À l’aide d’un modèle prédictif, les chercheurs ont identifié les gènes KRAS et PIK3CA comme cibles potentielles de la mutation induite par l’alkylation. Les tumeurs avec les mutations KRASp.G12D, KRASP .G13D ou PIK3CA p.E545K (en rouge dans le graphique ci-dessous) contenait plus de signatures alkylantes par rapport aux tumeurs sans ces mutations.

Cette signature mutationnelle était associée à la survie des patients :  les patients avec plus de dommages liés à l’alkylation (Quartile Q4 en bleu) présentaient un risque de décès lié au cancer colorectal 47% plus élevé que les patients avec moins d’alkylation (Quartile Q4 en rouge). On voit ci-desous que la survie diminue en cas d’alkylation plus importante. Après prise en compte du mode de vie (modélisation multivariée de Cox), les résultats restaient similaires.

Ces résultats suggèrent que la consommation de viande rouge peut provoquer des dommages alkylants qui conduisent à des mutations cancérigènes dans KRAS et PIK3CA, favorisant ainsi le développement du cancer colorectal. Nos données soutiennent en outre la consommation de viande rouge en tant que facteur de risque de cancer colorectal et offrent également des opportunités de prévention, de détection et de traitement de cette maladie

Une limite de l’étude est le biais de sélection potentiel des participants à l’étude, car les échantillons de tissus n’ont pas pu être récupérés de tous les cas incidents de cancer colorectal dans les études de cohorte.

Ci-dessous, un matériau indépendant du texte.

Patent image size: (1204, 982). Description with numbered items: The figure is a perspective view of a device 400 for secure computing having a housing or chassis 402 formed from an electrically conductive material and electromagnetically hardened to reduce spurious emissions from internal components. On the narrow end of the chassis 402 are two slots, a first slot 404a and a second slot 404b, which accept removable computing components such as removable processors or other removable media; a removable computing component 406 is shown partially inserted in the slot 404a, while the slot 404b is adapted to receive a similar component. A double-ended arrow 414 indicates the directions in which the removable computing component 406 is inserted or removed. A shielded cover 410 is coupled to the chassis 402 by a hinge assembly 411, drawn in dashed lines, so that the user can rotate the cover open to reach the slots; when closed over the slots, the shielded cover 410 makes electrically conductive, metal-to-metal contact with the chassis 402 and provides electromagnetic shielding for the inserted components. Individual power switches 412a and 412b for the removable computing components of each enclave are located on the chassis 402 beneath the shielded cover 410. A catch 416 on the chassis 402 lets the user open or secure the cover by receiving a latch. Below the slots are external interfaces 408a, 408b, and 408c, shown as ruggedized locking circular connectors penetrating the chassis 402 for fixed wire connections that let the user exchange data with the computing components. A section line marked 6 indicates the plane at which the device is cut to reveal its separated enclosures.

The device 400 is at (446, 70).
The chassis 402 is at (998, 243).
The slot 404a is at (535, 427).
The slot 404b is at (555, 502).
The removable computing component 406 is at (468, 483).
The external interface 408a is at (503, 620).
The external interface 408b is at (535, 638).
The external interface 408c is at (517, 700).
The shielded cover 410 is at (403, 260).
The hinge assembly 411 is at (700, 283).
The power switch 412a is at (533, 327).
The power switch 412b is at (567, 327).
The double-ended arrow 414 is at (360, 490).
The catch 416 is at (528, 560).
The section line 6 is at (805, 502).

En 2017, le Haut Conseil de Santé Publique (HCSP) a révisé les repères alimentaires pour les adultes. Il conseille désormais de limiter la consommation de viande rouge (bœuf, porc, veau, mouton, chèvre, cheval, sangler, biche) en ne dépassant pas 500 g par semaine, et de privilégier la consommation de volaille. Pour la charcuterie, il est conseillé de limiter la consommation à moins de 150 g par semaine (au sein de ce groupe d’aliments, privilégier le jambon blanc).

En 2015, 72% de la population consommait moins de 500g de viande rouge par semaine (vs 63,8% en 2005), d’après le HCSP.